It’s well-known that George Mason Law School has a libertarian and conservative-leaning faculty, unique among non-religiously affiliated law schools in the United States. What’s odd, though, is that law school guides consistently state that George Mason has a very conservative student body. Princeton Review, for example, ranks George Mason number 4 for have the “most conservative students.”
This doesn’t comport with my experience. Just for fun, I conducted an anonymous online presidential straw poll for my Con Law I class. The result was twice as many votes for Obama as for Romney (with one vote for Johnson). It was at least possible that this was an anomaly, especially because my class is composed primarily of evening students and transfers. But then Ilya surveyed his Con Law I day class, and got a nearly identical result. [UPDATE: Ilya just posted his final results above, and they are somewhat less pro-Obama than mine, though still pro-Obama. I had based the “nearly identical result” comment on non-final results.]

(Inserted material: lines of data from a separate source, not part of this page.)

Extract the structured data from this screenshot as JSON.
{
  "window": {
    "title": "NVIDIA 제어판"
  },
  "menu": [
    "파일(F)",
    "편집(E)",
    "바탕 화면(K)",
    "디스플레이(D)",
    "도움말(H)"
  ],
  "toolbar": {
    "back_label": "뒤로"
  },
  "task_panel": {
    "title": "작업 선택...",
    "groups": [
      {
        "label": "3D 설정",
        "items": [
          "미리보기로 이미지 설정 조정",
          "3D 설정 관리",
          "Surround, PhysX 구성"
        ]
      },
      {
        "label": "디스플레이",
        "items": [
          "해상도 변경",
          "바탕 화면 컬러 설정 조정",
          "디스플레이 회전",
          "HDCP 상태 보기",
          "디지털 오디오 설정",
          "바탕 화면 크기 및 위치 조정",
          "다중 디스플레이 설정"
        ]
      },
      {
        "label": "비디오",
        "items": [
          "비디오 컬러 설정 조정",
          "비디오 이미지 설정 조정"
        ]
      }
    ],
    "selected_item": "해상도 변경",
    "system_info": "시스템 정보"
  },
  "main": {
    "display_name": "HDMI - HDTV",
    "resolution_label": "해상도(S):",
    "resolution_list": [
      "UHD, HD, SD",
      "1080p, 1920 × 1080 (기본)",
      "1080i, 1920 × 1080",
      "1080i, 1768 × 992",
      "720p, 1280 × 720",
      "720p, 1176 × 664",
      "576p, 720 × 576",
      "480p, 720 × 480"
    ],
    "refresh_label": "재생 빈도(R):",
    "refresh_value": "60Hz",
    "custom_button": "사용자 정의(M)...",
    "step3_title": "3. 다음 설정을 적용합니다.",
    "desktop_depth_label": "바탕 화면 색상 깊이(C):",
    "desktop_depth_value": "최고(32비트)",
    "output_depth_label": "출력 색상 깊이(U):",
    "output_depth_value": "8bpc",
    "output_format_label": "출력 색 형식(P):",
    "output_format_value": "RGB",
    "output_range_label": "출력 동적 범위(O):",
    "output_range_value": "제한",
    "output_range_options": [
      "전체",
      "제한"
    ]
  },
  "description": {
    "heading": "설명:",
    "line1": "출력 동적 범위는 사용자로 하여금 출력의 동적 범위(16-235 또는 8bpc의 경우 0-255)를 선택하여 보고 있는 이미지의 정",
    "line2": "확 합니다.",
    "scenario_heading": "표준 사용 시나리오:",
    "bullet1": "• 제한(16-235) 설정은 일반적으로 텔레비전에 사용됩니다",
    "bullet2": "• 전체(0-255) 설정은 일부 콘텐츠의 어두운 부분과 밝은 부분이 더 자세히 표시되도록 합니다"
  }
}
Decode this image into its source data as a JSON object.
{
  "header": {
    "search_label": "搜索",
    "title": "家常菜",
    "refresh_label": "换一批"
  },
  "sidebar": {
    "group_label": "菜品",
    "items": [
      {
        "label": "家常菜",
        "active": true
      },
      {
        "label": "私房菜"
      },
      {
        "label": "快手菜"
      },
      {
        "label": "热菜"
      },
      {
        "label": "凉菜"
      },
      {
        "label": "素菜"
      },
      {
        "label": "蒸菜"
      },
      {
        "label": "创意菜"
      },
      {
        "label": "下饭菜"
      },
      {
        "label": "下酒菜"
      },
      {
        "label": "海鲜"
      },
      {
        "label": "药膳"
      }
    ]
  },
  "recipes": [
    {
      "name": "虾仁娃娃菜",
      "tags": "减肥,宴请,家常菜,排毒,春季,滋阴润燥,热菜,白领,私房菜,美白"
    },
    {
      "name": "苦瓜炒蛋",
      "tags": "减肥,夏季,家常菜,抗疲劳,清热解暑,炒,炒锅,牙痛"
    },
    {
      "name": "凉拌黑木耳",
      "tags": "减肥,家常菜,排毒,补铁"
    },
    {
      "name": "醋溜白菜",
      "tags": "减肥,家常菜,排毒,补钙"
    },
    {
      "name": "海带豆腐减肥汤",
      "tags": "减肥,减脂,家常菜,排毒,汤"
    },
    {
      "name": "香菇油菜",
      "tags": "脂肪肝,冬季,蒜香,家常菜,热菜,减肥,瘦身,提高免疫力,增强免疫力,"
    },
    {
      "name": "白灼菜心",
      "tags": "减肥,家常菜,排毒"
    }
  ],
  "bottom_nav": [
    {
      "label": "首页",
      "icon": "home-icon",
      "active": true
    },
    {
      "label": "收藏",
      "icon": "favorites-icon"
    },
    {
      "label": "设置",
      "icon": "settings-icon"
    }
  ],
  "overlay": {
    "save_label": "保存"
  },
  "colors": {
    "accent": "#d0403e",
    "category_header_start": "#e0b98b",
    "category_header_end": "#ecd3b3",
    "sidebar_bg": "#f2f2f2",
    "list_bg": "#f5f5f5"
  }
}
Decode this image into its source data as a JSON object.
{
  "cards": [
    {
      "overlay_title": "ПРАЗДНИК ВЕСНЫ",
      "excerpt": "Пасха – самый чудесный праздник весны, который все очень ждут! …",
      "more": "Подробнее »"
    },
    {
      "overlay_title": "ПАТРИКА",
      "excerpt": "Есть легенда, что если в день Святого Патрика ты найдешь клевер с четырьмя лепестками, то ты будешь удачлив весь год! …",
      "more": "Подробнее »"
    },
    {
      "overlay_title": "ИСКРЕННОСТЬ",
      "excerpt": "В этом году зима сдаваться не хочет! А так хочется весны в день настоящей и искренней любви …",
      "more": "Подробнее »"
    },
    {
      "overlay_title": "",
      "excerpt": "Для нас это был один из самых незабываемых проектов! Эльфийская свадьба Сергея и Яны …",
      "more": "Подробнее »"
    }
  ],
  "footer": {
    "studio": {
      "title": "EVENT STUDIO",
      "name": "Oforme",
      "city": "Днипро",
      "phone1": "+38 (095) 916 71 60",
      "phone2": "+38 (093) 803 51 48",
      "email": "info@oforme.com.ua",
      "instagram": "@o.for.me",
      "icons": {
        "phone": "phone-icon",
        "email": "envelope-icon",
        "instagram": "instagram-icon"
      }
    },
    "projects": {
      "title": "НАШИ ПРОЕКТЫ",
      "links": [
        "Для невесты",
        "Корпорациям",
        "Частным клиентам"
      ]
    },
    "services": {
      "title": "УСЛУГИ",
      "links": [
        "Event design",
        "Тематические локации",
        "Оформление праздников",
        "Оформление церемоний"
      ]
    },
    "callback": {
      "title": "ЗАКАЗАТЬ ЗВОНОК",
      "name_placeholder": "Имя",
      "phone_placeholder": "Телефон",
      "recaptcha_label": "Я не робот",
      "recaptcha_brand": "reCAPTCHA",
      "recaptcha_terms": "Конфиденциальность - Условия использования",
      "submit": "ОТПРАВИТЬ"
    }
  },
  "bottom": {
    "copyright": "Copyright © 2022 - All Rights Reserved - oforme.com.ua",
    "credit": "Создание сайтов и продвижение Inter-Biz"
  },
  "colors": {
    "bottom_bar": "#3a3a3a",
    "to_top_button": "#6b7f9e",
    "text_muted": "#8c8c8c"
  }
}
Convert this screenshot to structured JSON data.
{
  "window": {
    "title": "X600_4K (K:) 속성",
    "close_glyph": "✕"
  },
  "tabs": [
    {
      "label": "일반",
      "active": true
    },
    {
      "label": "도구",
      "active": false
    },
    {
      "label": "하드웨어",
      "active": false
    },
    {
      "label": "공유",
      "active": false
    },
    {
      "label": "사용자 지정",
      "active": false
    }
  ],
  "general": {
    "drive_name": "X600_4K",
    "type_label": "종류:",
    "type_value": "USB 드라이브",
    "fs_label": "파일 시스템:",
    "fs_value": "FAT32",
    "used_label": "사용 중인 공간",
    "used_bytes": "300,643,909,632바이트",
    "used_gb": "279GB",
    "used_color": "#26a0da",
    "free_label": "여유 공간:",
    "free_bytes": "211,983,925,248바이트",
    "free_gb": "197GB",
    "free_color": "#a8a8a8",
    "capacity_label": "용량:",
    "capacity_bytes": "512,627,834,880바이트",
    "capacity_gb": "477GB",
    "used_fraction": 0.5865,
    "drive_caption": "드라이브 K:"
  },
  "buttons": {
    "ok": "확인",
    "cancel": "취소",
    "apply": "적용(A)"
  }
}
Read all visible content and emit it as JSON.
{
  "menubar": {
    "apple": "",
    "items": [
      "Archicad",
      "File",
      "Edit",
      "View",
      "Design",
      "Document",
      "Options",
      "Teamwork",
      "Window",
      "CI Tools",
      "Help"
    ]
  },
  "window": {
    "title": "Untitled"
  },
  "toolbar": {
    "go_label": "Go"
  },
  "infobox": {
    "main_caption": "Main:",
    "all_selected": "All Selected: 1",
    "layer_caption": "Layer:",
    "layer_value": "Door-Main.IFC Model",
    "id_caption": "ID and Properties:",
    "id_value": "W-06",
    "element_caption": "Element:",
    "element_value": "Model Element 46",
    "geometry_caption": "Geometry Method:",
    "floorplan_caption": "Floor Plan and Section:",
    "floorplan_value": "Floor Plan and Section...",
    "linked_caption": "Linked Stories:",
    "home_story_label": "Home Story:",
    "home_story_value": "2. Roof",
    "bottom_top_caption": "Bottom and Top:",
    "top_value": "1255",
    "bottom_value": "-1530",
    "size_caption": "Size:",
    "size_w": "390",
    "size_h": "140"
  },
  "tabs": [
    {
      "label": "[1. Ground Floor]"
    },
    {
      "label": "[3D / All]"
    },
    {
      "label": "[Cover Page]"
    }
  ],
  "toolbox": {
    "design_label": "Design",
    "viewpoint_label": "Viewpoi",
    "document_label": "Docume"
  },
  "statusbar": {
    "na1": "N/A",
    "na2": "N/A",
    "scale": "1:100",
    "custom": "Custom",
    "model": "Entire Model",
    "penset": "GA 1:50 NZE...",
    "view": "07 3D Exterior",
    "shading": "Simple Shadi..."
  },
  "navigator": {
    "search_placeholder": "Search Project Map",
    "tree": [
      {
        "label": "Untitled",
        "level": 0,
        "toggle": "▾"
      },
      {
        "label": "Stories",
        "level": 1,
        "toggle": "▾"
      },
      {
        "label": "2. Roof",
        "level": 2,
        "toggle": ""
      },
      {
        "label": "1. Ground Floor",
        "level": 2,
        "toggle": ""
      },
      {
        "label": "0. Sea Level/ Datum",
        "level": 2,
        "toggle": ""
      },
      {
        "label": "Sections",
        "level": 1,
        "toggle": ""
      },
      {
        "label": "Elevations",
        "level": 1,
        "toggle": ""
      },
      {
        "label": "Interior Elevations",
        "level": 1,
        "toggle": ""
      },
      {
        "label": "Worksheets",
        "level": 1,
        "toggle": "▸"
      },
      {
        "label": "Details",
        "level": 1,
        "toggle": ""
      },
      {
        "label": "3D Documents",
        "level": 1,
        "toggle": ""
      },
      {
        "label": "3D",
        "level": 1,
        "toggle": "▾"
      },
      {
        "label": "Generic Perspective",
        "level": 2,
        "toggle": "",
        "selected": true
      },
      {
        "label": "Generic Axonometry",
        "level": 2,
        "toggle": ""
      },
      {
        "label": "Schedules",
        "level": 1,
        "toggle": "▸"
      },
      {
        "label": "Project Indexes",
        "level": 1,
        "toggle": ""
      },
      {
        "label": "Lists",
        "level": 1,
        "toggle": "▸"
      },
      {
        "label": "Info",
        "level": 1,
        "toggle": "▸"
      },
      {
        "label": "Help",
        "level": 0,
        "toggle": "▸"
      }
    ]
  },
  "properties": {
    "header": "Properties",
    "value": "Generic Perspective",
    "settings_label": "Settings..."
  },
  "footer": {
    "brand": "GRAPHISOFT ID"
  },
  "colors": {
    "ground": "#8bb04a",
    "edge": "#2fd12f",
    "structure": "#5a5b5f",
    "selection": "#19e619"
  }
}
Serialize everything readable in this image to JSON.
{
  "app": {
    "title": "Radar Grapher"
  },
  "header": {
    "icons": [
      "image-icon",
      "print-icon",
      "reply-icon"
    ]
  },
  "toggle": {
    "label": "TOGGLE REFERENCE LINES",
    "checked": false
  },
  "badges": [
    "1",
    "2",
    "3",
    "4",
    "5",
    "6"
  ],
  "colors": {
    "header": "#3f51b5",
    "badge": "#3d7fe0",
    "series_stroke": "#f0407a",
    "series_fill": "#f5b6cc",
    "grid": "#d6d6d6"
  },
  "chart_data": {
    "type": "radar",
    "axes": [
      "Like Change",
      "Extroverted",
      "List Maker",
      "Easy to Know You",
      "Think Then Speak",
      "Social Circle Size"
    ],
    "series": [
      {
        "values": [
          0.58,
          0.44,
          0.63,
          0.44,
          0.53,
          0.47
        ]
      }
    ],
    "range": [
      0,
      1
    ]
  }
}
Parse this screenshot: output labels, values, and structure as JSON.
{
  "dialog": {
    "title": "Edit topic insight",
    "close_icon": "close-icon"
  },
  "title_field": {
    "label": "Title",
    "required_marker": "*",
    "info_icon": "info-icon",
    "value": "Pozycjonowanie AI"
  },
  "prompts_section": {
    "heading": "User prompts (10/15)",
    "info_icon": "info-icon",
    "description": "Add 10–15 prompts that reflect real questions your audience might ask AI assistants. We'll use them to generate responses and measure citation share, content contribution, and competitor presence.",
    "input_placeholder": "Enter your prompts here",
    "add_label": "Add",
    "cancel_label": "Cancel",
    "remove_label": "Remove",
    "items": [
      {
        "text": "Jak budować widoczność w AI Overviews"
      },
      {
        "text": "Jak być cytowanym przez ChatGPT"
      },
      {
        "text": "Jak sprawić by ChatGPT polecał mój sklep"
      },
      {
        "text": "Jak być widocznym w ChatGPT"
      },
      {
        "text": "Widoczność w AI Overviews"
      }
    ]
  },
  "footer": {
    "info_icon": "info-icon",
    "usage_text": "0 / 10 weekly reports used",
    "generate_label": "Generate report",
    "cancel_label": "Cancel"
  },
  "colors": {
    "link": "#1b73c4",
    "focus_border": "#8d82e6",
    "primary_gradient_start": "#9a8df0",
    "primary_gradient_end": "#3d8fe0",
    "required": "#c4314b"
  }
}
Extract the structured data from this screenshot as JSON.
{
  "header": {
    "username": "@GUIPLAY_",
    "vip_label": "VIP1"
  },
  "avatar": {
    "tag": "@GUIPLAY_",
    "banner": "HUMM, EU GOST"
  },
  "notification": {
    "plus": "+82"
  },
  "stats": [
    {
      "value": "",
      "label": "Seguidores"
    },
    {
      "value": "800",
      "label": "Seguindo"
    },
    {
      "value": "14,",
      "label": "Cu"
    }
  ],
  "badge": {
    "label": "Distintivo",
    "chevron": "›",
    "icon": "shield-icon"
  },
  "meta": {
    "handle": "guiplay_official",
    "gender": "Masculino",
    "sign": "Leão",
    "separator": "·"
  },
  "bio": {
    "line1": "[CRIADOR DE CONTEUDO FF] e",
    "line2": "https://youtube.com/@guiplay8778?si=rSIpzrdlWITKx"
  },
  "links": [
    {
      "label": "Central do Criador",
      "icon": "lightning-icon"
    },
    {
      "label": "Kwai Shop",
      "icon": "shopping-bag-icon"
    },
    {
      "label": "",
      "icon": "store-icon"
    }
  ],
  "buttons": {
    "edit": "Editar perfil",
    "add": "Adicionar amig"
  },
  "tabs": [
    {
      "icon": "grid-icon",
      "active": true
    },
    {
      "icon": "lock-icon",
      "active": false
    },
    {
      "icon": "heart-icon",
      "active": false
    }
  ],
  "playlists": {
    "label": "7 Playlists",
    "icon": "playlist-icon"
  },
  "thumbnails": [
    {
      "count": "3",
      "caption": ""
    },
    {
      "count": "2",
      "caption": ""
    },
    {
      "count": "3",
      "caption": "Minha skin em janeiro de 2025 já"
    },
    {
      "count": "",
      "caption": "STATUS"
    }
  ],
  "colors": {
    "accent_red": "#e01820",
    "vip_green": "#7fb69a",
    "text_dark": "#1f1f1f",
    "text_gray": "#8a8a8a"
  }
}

I pointed out back in 2010 that GMU students may perceive their classmates as being more conservative than they really are for the following reasons:
GMU is neither a religious school, nor is it located in a conservative part of the country. Rather, the school is in Arlington, a liberal county, and next to D.C., an even more liberal jurisdiction. Our students often come from liberal universities in the Northeast and Mid-Atlantic. So compared to what one might expect from a secular law school in a liberal part of the world, the student body seems quite conservative. And indeed, there is no other school on P.R.’s top 10 list that is not either religious, located in a conservative region, or both.
Second, some (small) fraction of GMU students come here precisely because they prefer a non-overwhelmingly-left-wing political environment, which is what they would get at every one of the schools we primarily compete with for students. These students are disproportionately likely to speak up in class, and thus make the student body seem more conservative than it really is.
In any event, I sometimes hear of students that don’t want to attend George Mason because they think they will be part of a tiny left-leaning minority in an ocean of “right-wing” students, and I thought it worth pointing out that this assumption is wildly inaccurate.